1971年の歌手デビュー以来、ジャンルを超えてマルチな活躍を続ける研ナオコ。来年(2025年)には55年目に突入しアニバーサリーイヤーを迎えることから、これを記念したニューアルバム『今日からあなたと… Starting today, with you』を完成させた。
近年はYouTubeでの“すっぴん”メイク動画や、テレビ番組やイベントでの“衝撃コスプレ”姿など変身ぶりが注目を集めるナオコだが、このところ本業である歌手への再評価も一層高まっている。
その理由としては、ナオコの一連のヒット曲を知るリアル世代だけでなく、昭和の名曲番組やSNSの動画で歌唱シーンを見た若い世代からの支持を得たことが大きい。
彼らの間では昭和歌謡やシティポップといった70~80年代の名曲がブームとなっているため、ナオコの楽曲の良さもすんなり受け入れられたようだが、中にはナオコが歌手だったことや、すっぴんメイクのYouTuberと同一人物であることを初めて知り、驚きを持って拡散した者も少なくなかったという。

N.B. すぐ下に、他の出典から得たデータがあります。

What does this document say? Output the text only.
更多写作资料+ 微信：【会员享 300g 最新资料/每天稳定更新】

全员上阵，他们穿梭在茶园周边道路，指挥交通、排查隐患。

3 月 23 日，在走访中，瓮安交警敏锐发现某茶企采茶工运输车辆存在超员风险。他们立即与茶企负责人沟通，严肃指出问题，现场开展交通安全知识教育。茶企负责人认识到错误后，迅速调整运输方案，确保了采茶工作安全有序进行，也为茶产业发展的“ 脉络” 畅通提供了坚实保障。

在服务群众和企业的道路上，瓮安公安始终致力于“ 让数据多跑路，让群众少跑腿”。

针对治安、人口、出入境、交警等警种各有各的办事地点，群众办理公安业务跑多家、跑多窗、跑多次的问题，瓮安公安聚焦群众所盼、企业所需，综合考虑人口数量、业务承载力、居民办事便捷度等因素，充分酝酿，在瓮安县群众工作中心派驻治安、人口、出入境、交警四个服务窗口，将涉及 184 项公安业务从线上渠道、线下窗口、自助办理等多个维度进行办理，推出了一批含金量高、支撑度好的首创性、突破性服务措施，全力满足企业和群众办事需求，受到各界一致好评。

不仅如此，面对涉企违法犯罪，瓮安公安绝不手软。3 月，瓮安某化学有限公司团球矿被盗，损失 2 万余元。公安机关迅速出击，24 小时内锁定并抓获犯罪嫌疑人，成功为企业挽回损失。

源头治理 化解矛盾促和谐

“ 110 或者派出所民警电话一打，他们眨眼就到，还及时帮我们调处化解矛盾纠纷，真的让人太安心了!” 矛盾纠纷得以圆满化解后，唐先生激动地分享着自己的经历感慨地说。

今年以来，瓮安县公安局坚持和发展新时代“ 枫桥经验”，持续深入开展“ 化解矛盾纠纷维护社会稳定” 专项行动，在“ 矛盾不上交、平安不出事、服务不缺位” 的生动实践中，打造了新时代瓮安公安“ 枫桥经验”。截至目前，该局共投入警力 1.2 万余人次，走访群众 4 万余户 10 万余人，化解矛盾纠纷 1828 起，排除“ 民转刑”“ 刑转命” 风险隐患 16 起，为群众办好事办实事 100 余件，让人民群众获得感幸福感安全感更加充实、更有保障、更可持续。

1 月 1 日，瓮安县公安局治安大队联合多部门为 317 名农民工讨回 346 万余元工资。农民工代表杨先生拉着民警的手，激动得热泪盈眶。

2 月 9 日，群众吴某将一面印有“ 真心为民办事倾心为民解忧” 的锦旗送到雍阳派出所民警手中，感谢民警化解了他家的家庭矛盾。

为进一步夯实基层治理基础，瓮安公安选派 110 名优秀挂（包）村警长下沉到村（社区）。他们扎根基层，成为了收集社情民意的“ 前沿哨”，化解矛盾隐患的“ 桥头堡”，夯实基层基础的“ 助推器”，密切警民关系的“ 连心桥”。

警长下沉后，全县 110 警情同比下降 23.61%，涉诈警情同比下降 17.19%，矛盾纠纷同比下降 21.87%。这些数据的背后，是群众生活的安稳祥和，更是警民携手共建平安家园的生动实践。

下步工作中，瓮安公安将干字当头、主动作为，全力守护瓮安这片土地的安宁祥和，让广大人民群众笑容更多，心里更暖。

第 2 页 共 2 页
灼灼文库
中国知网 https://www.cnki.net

そうした状況を背景に、昨年(23年)からは旧譜のリイシューが進んだ。代表曲を網羅しオリジナル・カラオケも収録した『オールタイム・ベスト』の発売をはじめ、入手困難が続いていた70~80年代のオリジナルアルバムの初CD化や音楽配信が実現。さらに今年3月にはLPレコード『中島みゆき作品BESTアナログ』までが登場するなど、全盛期に迫る勢いでリリースが相次ぎ、いずれも好評を博している。
また、コロナ禍でずっと行えずにいた50周年コンサートも昨年10月、東京・渋谷のLINE CUBE SHIBUYAで「デビュー53周年記念ファイナルコンサート ~すっぴん人生 70歳~ みなさんお世話になりました」と題して開催。大入り満員の盛況ぶりで、ナオコ本人も自身の幹とする歌手としての活動により積極的になっていった。
そして今回、満を持して新録音されたのが、この55周年記念アルバムである。
15年の『雨のち晴れ、ときどき涙』以来、実に9年ぶり、令和初の新作となるが、収録作品はナオコ自身が選曲。55年にわたる歌手生活の中で「節目節目で特に思い入れのある楽曲」を厳選したという。
収録順とは異なるが、まず目を引くのが代表作のセルフカバー。「あばよ」「夏をあきらめて」「かもめはかもめ」「愚図」というナオコのシングル売り上げベスト4が並ぶ。
続いて、中島みゆき作品を歌う第一人者としての観点から選曲された2曲。再録音となる名曲「糸」と、ライブでのレパートリーをついにスタジオ録音した「ヘッドライト・テールライト」。そして、ナオコが昔から憧れてやまない浅川マキのカバー「こんな風に過ぎて行くのなら」という全7曲である。
年輪を重ねた滋味深い歌声もさることながら、特筆すべきは、今現在のナオコのボーカルに寄り添ったアレンジだろう。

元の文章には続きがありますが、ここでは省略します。